2. Incorrect VIN code
The VIN consists of 17 characters — and even one mistake can stop customs clearance. Typical problems:
- confusion between zero (0) and the letter “O” — the letters O, I, Q are not used in the VIN
- mistakenly rewriting by hand instead of copying
- auto-replace characters in Word or Excel
If the VIN is incorrect, the customs office will not be able to find the car, and the entire process will stop until it is clarified. At best, there will be a delay. At worst, there will be a refusal to process.
3. Attempting to understate the cost
Some buyers intentionally understate the value of a car in their documents, hoping to reduce taxes. But customs has its own data sources and easily detects discrepancies. Then additional taxes, fines, or even the clearance is stopped altogether.

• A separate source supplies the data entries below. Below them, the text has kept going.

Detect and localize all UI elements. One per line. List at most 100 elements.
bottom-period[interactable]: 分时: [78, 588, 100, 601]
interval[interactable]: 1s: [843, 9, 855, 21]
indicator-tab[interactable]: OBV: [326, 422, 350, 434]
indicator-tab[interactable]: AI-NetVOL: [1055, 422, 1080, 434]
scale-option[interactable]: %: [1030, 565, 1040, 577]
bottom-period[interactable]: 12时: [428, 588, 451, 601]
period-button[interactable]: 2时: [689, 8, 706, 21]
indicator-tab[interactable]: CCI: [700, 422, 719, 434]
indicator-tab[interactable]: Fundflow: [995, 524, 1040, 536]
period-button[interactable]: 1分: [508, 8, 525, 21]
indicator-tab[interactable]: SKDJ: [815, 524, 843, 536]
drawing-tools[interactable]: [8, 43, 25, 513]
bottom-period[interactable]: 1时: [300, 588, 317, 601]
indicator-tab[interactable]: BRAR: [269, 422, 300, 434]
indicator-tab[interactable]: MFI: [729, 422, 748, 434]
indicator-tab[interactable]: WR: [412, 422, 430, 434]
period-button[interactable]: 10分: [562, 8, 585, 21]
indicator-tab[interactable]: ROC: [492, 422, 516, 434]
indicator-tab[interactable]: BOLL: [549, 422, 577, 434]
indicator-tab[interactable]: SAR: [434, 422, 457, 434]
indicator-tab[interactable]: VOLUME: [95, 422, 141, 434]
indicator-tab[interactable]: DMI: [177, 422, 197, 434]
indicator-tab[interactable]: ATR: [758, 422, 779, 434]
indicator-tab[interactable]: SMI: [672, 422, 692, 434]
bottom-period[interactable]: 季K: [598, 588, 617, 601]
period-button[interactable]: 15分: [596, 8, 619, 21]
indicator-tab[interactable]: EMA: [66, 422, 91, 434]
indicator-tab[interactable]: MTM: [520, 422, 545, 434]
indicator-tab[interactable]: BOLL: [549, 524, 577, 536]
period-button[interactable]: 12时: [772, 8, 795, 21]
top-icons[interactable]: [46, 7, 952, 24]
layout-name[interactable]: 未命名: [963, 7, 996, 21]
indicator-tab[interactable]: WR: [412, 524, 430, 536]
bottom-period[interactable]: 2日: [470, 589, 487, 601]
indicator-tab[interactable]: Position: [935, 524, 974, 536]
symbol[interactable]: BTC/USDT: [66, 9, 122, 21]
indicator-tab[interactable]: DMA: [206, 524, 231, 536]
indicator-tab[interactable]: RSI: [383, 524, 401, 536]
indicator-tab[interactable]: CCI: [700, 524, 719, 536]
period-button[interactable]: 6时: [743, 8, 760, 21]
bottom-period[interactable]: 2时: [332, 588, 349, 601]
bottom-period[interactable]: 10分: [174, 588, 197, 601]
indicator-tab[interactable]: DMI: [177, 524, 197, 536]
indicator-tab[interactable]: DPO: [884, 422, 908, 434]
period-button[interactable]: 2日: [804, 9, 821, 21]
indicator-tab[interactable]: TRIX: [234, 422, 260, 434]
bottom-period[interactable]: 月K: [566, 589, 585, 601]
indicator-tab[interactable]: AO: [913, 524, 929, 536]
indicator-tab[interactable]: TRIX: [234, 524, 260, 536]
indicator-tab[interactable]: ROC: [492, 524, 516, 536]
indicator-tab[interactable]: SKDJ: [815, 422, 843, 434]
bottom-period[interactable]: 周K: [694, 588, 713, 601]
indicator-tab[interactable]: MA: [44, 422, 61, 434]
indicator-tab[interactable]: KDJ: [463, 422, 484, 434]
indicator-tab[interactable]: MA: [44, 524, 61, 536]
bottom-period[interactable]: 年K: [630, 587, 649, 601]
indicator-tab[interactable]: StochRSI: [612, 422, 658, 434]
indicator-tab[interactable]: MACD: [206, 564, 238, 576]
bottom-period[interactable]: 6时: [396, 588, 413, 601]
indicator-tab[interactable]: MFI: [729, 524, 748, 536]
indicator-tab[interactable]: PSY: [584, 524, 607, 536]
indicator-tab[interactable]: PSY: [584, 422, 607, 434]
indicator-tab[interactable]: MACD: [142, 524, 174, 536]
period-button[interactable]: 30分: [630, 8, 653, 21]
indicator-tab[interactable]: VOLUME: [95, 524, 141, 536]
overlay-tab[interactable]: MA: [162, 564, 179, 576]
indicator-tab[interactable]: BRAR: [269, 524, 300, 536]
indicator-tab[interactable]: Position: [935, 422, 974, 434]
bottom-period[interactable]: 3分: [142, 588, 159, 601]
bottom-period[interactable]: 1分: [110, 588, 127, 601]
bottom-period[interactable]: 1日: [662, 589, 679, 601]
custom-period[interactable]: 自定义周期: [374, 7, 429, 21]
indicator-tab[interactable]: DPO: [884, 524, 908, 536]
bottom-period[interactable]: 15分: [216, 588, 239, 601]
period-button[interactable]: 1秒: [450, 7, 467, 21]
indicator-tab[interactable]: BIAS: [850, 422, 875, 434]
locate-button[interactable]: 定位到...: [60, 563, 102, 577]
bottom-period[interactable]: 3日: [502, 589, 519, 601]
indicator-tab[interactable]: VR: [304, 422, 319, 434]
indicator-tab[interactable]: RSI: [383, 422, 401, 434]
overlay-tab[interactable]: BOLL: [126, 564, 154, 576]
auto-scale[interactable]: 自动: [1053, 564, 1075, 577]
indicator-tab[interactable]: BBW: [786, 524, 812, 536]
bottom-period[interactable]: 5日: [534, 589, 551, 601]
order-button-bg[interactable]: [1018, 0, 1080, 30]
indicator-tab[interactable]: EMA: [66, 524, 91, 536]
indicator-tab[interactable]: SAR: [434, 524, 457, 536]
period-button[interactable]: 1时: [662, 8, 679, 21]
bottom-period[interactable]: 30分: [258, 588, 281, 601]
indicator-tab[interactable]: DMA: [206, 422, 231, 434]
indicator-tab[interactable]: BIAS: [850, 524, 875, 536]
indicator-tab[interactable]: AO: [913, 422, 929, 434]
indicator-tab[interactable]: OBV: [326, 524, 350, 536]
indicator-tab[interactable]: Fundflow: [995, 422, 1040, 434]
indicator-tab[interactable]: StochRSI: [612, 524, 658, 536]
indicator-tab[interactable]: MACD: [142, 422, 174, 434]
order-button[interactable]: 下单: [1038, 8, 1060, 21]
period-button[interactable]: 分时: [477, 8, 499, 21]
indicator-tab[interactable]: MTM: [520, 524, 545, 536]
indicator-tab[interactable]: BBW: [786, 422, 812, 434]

It is more profitable to immediately provide truthful information with confirmation - an invoice, payment, or auction results.
4. Unregistered benefit
Even if a car is eligible for benefits, you may lose the right to them due to:
- incorrect code in the declaration
- lack of necessary documents, in particular EUR.1
- missed submission deadlines
What is in effect now (as of 2025):
Electric vehicles (BEV): 0% duty and 0% VAT until 31.12.2025, excise duty - 1 €/kWh of battery capacity. 
Hybrids (HEV/PHEV): excise duty — fixed €100 per car (subject to correct classification), customs duty 10% and VAT 20% apply. It all depends on the UKT ZEA code and the set of confirmations. 
Advice from West Auto Hub . Check the model for compliance with its UKT FEA code before crossing the border - this affects the excise tax rate and benefits .
5. Delay in processing
After entry, clear regimes and deadlines apply. Violations lead to significant fines or even confiscation under Articles 470/481 of the MCU. Do not delay with declaring and completing the registration. 
What to do to avoid unnecessary expenses
1. Check the car's history before buying.
2. Prepare original documents without errors.
3. Check the VIN against the photo/video of the body, not the ad.
4. Confirm the UKT foreign economic activity code and available benefits in advance.
5. Adhere to the deadlines for declaring and paying payments.
Briefly from West Auto Hub
The most common customs clearance failures are crooked documents, errors in the VIN, underpricing, unregistered benefits, and late deadlines. For BEVs, 0% duty and 0% VAT apply until 31.12.2025, excise duty is 1 €/kWh. For hybrids, excise duty is 100 € (per car) + duty 10% + VAT 20% depending on the classification. Follow the rules and deadlines of the MCU - the fines are significant.
FAQ
- Are BEVs really cleared without VAT and duty? Yes, until 31.12.2025 - yes; excise duty of €1/kWh is paid. 
- What is the excise tax on hybrids? Fixed at €100 per car (with correct classification), but the 10% customs duty and 20% VAT remain. 
- What will happen for violation of the deadlines? Fines under Articles 470/481 of the Civil Code, in severe cases - confiscation. 
- Is EUR.1 needed for benefits? EUR.1 confirms origin for preferences with partner countries. This is not about zero VAT on BEVs in Ukraine.